Logo San Marino RTV

Chiuso il Giro d'Italia: Vingegaard trionfa facile, bene Ciccone

L'abruzzese chiude da maglia azzurra di miglior scalatore. In evidenza anche Eulalio, Maigner e Narvaez.

1 giu 2026
Jonas Vingegaard (@giroditalia)
Jonas Vingegaard (@giroditalia)

Scontato, senza lotte per il titolo né dubbi su chi avrebbe vinto, ma quantomeno impreziosito dall'esibizione di un fuoriclasse. Il Giro d'Italia è stato in tutto e per tutto Jonas Vingegaard, arrivato da favoritissimo per dominare ed effettivamente dominante. A ogni accenno di montagna vera il danese ha fatto il vuoto, tanto che, oltre a vincere il titolo, è stato anche il più prolifico nelle vittorie di tappa, conquistandone 5. L'unico a restargli – vagamente - in scia è stato Felix Gall, spesso secondo alle sue spalle e infine secondo, a 5' 22”, davanti a Jai Hindley.

Messe le cose in chiaro coi successi sul Blockhaus e a Corno alle Scale, con lo sbarco sulle Alpi Vingegaard ha fatto saltare il banco: successo a Pila e maglia rosa conquistata e difesa in scioltezza nelle 7 frazioni seguenti. Due delle quali vinte, a Carì e Piancavallo. Unica eccezione, la tappa con traguardo ad Alleghe e con la Cima Coppi, il Passo Giau: lì ha lasciato la scena al compagno di squadra Kuss, a riprova della forza non solo sua, ma della Visma in generale.

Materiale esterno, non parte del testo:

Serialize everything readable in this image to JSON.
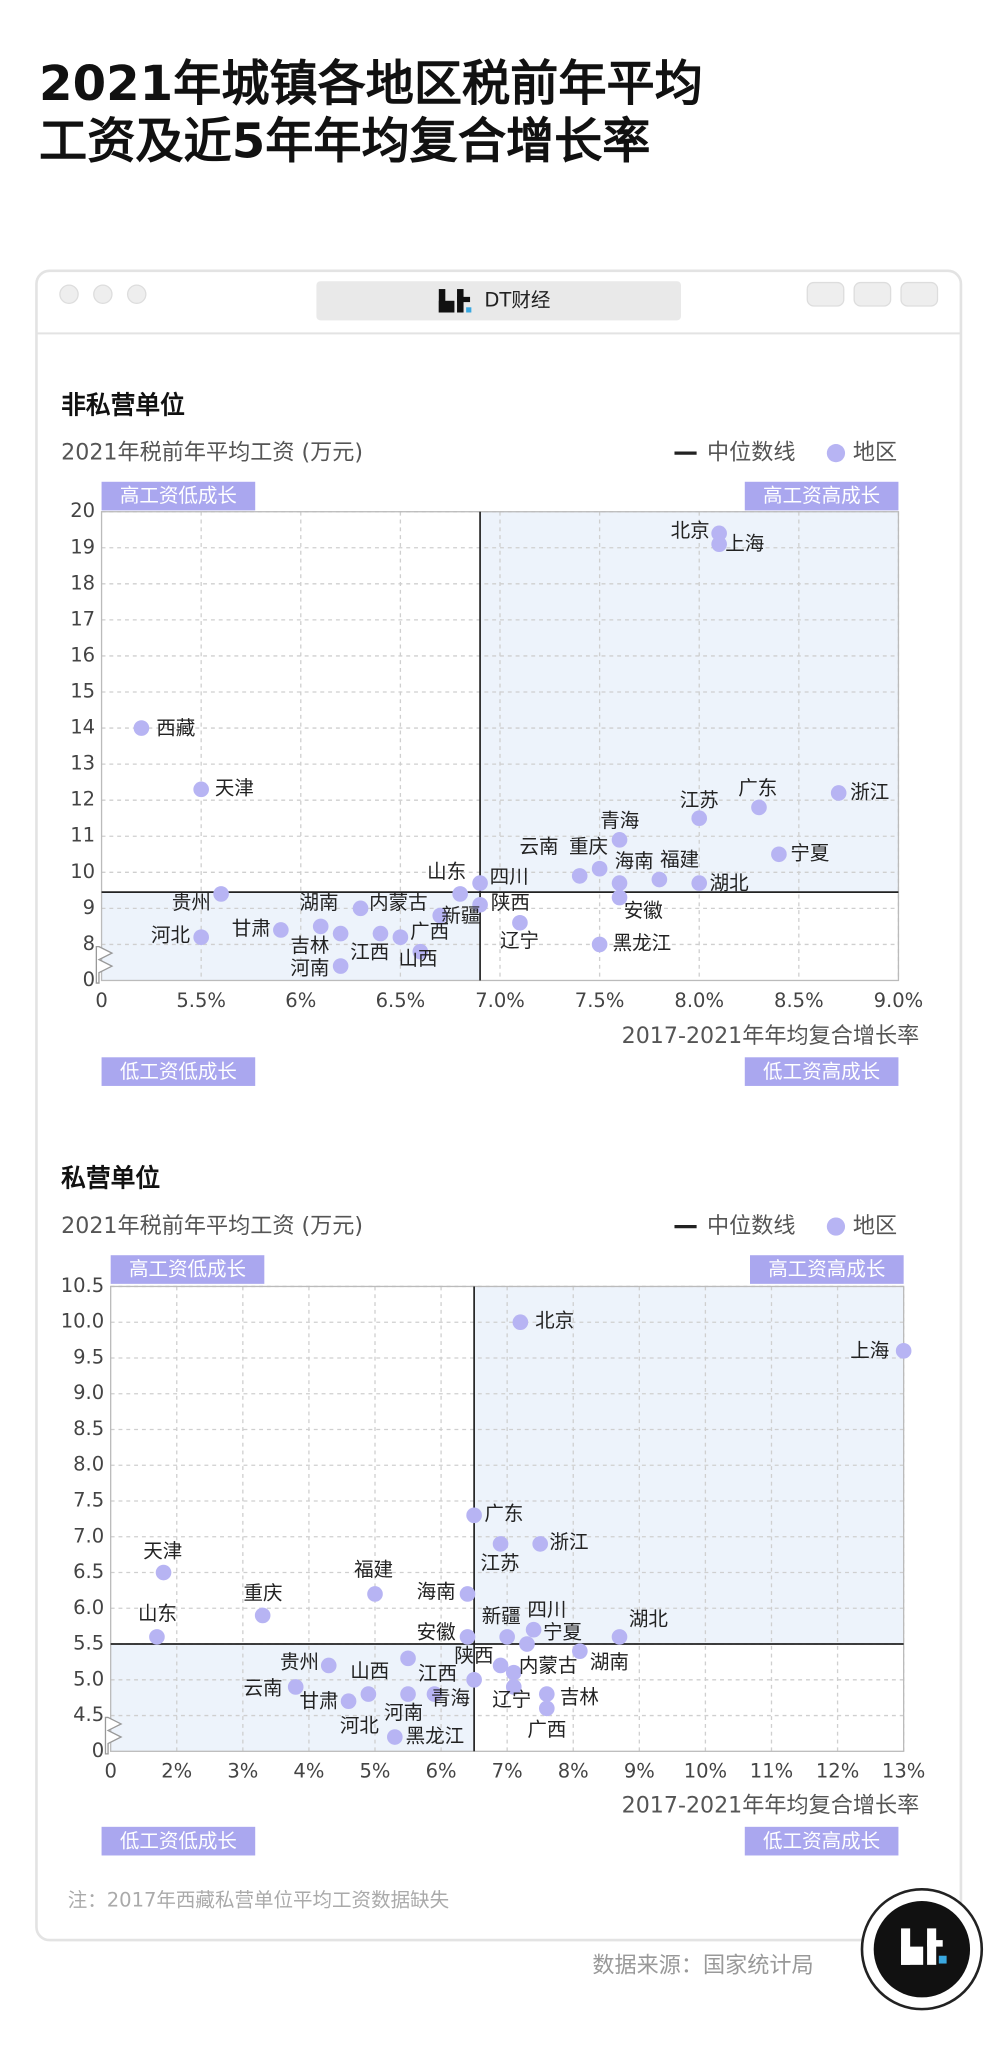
{
  "title_lines": [
    "2021年城镇各地区税前年平均",
    "工资及近5年年均复合增长率"
  ],
  "window_title": "DT财经",
  "note": "注：2017年西藏私营单位平均工资数据缺失",
  "source": "数据来源：国家统计局",
  "chart_data": [
    {
      "type": "scatter",
      "title": "非私营单位",
      "ylabel": "2021年税前年平均工资 (万元)",
      "xlabel": "2017-2021年年均复合增长率",
      "axis_break_labels": {
        "x": "0",
        "y": "0"
      },
      "xlim": [
        5,
        9
      ],
      "xticks": [
        {
          "value": 5.5,
          "label": "5.5%"
        },
        {
          "value": 6,
          "label": "6%"
        },
        {
          "value": 6.5,
          "label": "6.5%"
        },
        {
          "value": 7,
          "label": "7.0%"
        },
        {
          "value": 7.5,
          "label": "7.5%"
        },
        {
          "value": 8,
          "label": "8.0%"
        },
        {
          "value": 8.5,
          "label": "8.5%"
        },
        {
          "value": 9,
          "label": "9.0%"
        }
      ],
      "ylim": [
        7,
        20
      ],
      "yticks": [
        8,
        9,
        10,
        11,
        12,
        13,
        14,
        15,
        16,
        17,
        18,
        19,
        20
      ],
      "grid": true,
      "median": {
        "label": "中位数线",
        "color": "#222222",
        "x": 6.9,
        "y": 9.45
      },
      "quadrant_labels": {
        "top_left": "高工资低成长",
        "top_right": "高工资高成长",
        "bottom_left": "低工资低成长",
        "bottom_right": "低工资高成长"
      },
      "quadrant_color": "#aaa7ef",
      "shade_color": "#edf3fb",
      "series": [
        {
          "name": "地区",
          "color": "#b7b4f3",
          "labels": [
            "北京",
            "上海",
            "西藏",
            "天津",
            "浙江",
            "广东",
            "江苏",
            "青海",
            "宁夏",
            "重庆",
            "云南",
            "海南",
            "福建",
            "湖北",
            "安徽",
            "四川",
            "山东",
            "陕西",
            "新疆",
            "辽宁",
            "黑龙江",
            "贵州",
            "河北",
            "甘肃",
            "湖南",
            "内蒙古",
            "吉林",
            "河南",
            "江西",
            "广西",
            "山西"
          ],
          "x": [
            8.1,
            8.1,
            5.2,
            5.5,
            8.7,
            8.3,
            8.0,
            7.6,
            8.4,
            7.5,
            7.4,
            7.6,
            7.8,
            8.0,
            7.6,
            6.9,
            6.8,
            6.9,
            6.7,
            7.1,
            7.5,
            5.6,
            5.5,
            5.9,
            6.1,
            6.3,
            6.2,
            6.2,
            6.4,
            6.5,
            6.6
          ],
          "values": [
            19.4,
            19.1,
            14.0,
            12.3,
            12.2,
            11.8,
            11.5,
            10.9,
            10.5,
            10.1,
            9.9,
            9.7,
            9.8,
            9.7,
            9.3,
            9.7,
            9.4,
            9.1,
            8.8,
            8.6,
            8.0,
            9.4,
            8.2,
            8.4,
            8.5,
            9.0,
            8.3,
            7.4,
            8.3,
            8.2,
            7.8
          ]
        }
      ]
    },
    {
      "type": "scatter",
      "title": "私营单位",
      "ylabel": "2021年税前年平均工资 (万元)",
      "xlabel": "2017-2021年年均复合增长率",
      "axis_break_labels": {
        "x": "0",
        "y": "0"
      },
      "xlim": [
        1,
        13
      ],
      "xticks": [
        {
          "value": 2,
          "label": "2%"
        },
        {
          "value": 3,
          "label": "3%"
        },
        {
          "value": 4,
          "label": "4%"
        },
        {
          "value": 5,
          "label": "5%"
        },
        {
          "value": 6,
          "label": "6%"
        },
        {
          "value": 7,
          "label": "7%"
        },
        {
          "value": 8,
          "label": "8%"
        },
        {
          "value": 9,
          "label": "9%"
        },
        {
          "value": 10,
          "label": "10%"
        },
        {
          "value": 11,
          "label": "11%"
        },
        {
          "value": 12,
          "label": "12%"
        },
        {
          "value": 13,
          "label": "13%"
        }
      ],
      "ylim": [
        4,
        10.5
      ],
      "yticks": [
        4.5,
        {
          "value": 5,
          "label": "5.0"
        },
        5.5,
        {
          "value": 6,
          "label": "6.0"
        },
        6.5,
        {
          "value": 7,
          "label": "7.0"
        },
        7.5,
        {
          "value": 8,
          "label": "8.0"
        },
        8.5,
        {
          "value": 9,
          "label": "9.0"
        },
        9.5,
        {
          "value": 10,
          "label": "10.0"
        },
        10.5
      ],
      "grid": true,
      "median": {
        "label": "中位数线",
        "color": "#222222",
        "x": 6.5,
        "y": 5.5
      },
      "quadrant_labels": {
        "top_left": "高工资低成长",
        "top_right": "高工资高成长",
        "bottom_left": "低工资低成长",
        "bottom_right": "低工资高成长"
      },
      "quadrant_color": "#aaa7ef",
      "shade_color": "#edf3fb",
      "series": [
        {
          "name": "地区",
          "color": "#b7b4f3",
          "labels": [
            "北京",
            "上海",
            "广东",
            "浙江",
            "江苏",
            "天津",
            "福建",
            "海南",
            "重庆",
            "山东",
            "湖北",
            "四川",
            "新疆",
            "安徽",
            "宁夏",
            "湖南",
            "陕西",
            "内蒙古",
            "贵州",
            "山西",
            "江西",
            "云南",
            "甘肃",
            "河北",
            "河南",
            "青海",
            "辽宁",
            "吉林",
            "广西",
            "黑龙江"
          ],
          "x": [
            7.2,
            13.0,
            6.5,
            7.5,
            6.9,
            1.8,
            5.0,
            6.4,
            3.3,
            1.7,
            8.7,
            7.4,
            7.0,
            6.4,
            7.3,
            8.1,
            6.9,
            7.1,
            4.3,
            5.5,
            6.5,
            3.8,
            4.6,
            4.9,
            5.5,
            5.9,
            7.1,
            7.6,
            7.6,
            5.3
          ],
          "values": [
            10.0,
            9.6,
            7.3,
            6.9,
            6.9,
            6.5,
            6.2,
            6.2,
            5.9,
            5.6,
            5.6,
            5.7,
            5.6,
            5.6,
            5.5,
            5.4,
            5.2,
            5.1,
            5.2,
            5.3,
            5.0,
            4.9,
            4.7,
            4.8,
            4.8,
            4.8,
            4.9,
            4.8,
            4.6,
            4.2
          ]
        }
      ]
    }
  ]
}
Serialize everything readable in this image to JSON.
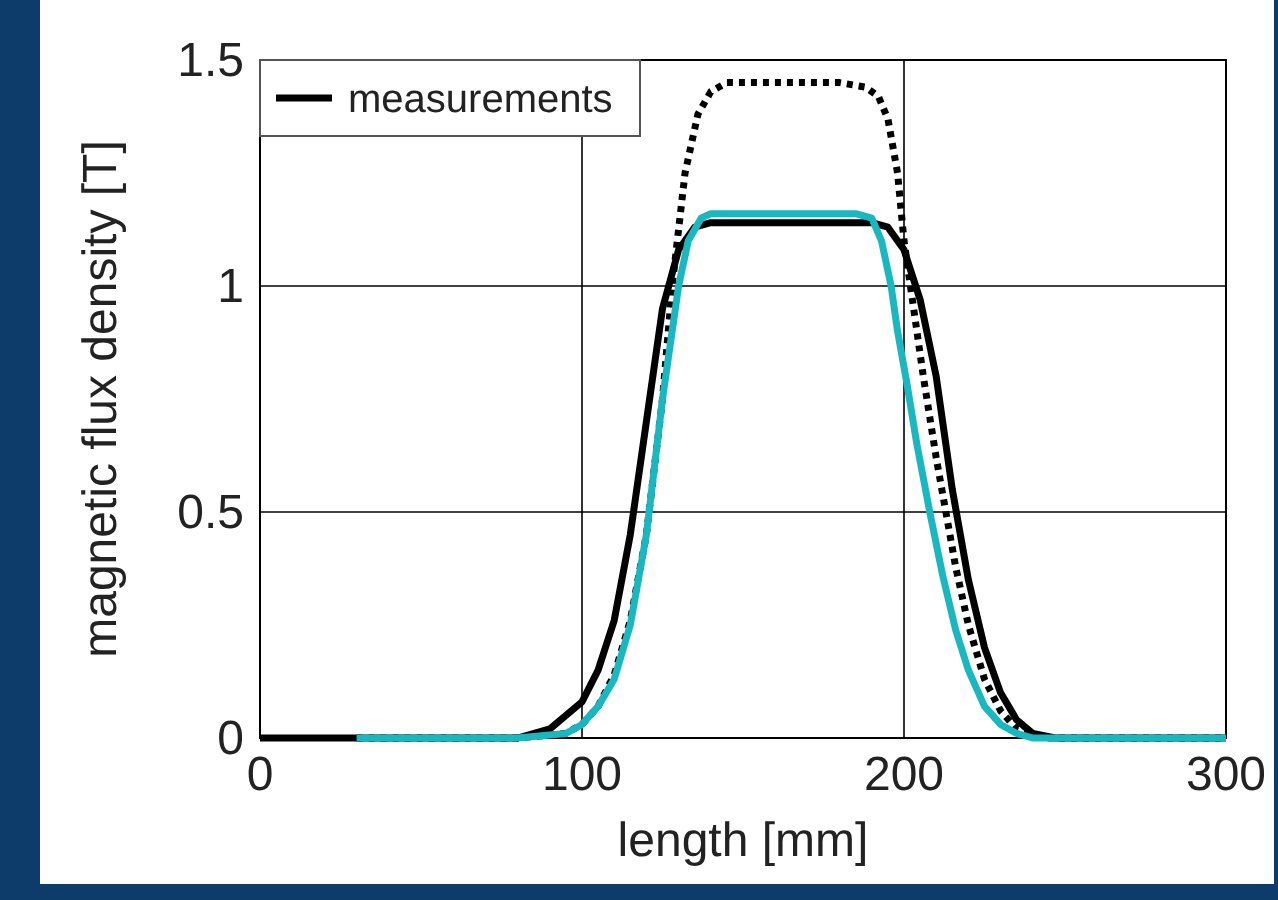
{
  "chart_data": {
    "type": "line",
    "xlabel": "length [mm]",
    "ylabel": "magnetic flux density [T]",
    "xlim": [
      0,
      300
    ],
    "ylim": [
      0,
      1.5
    ],
    "xticks": [
      0,
      100,
      200,
      300
    ],
    "yticks": [
      0,
      0.5,
      1,
      1.5
    ],
    "grid": true,
    "legend": "top left",
    "series": [
      {
        "name": "measurements",
        "color": "#000000",
        "line_style": "solid",
        "x": [
          0,
          30,
          60,
          80,
          90,
          100,
          105,
          110,
          115,
          120,
          125,
          130,
          135,
          140,
          150,
          170,
          190,
          195,
          200,
          205,
          210,
          215,
          220,
          225,
          230,
          235,
          240,
          247,
          260,
          300
        ],
        "values": [
          0,
          0,
          0,
          0,
          0.02,
          0.08,
          0.15,
          0.26,
          0.45,
          0.7,
          0.95,
          1.08,
          1.13,
          1.14,
          1.14,
          1.14,
          1.14,
          1.13,
          1.08,
          0.97,
          0.8,
          0.55,
          0.35,
          0.2,
          0.1,
          0.04,
          0.01,
          0,
          0,
          0
        ]
      },
      {
        "color": "#000000",
        "line_style": "dotted",
        "x": [
          30,
          60,
          80,
          95,
          100,
          105,
          110,
          115,
          120,
          125,
          128,
          132,
          136,
          140,
          145,
          160,
          180,
          188,
          192,
          195,
          198,
          200,
          203,
          206,
          210,
          213,
          216,
          220,
          225,
          230,
          235,
          240,
          245,
          260,
          300
        ],
        "values": [
          0,
          0,
          0,
          0.01,
          0.03,
          0.07,
          0.14,
          0.26,
          0.45,
          0.75,
          1,
          1.25,
          1.38,
          1.43,
          1.45,
          1.45,
          1.45,
          1.44,
          1.42,
          1.37,
          1.25,
          1.1,
          0.95,
          0.8,
          0.62,
          0.5,
          0.38,
          0.25,
          0.13,
          0.06,
          0.02,
          0.01,
          0,
          0,
          0
        ]
      },
      {
        "color": "#19b8c0",
        "line_style": "solid",
        "x": [
          30,
          60,
          80,
          95,
          100,
          105,
          110,
          115,
          120,
          125,
          130,
          133,
          137,
          140,
          150,
          170,
          185,
          190,
          193,
          196,
          198,
          201,
          204,
          208,
          212,
          216,
          220,
          225,
          230,
          235,
          240,
          260,
          300
        ],
        "values": [
          0,
          0,
          0,
          0.01,
          0.03,
          0.07,
          0.13,
          0.25,
          0.45,
          0.75,
          1,
          1.1,
          1.15,
          1.16,
          1.16,
          1.16,
          1.16,
          1.15,
          1.1,
          1,
          0.9,
          0.78,
          0.65,
          0.5,
          0.36,
          0.24,
          0.15,
          0.07,
          0.03,
          0.01,
          0,
          0,
          0
        ]
      }
    ]
  }
}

Alla prima partecipazione, Vingegaard si prende il Giro d'Italia, che sommato a Tour e Vuelta, già nella sua bacheca, gli vale la tripla corona. Ora la sfida, ardua, è quella di fare la doppietta con la Grand Boucle: lì però se la dovrà vedere con l'altro fuoriclasse del suo tempo, Pogacar, unico, da Pantani in poi, ad aver tentato con successo l'accoppiata Rosa-Gialla nello stesso anno.

Se per il trionfo non c'è stata storia, non sono mancati i protagonisti collaterali: in primis Afonso Eulalio, 9 tappe con una maglia rosa difesa strenuamente finché ha potuto, da Potenza alla Val d'Aosta, e infine maglia bianca di miglior giovane; oppure i due capaci di fare tris di vittorie, Paul Magnier, prima maglia rosa di questa edizione e maglia ciclamino della classifica a punti, e Jhonatan Narvaez, purtroppo costretto al ritiro nella tappa 19 causa incidente con un bus.

Tra gli italiani, spiccano le quattro vittorie: Ballerini a Napoli, Ganna nella crono toscana, Bettiol a Verbania e infine Milan, che riscatta un avvio in tono minore strappando a Maigner la passerella romana. Ma soprattutto c'è Giulio Ciccone che a Cosenza si è preso la prima maglia rosa della sua carriera, indossata da Praia Mare a Potenza, e ha concluso con la maglia azzurra di miglior scalatore. Conquistata a suon di strappi alpini e fughe, su tutte quella sulla Cima Coppi, purtroppo non abbastanza per aggiungere, a mo' di ciliegina finale, un successo di tappa.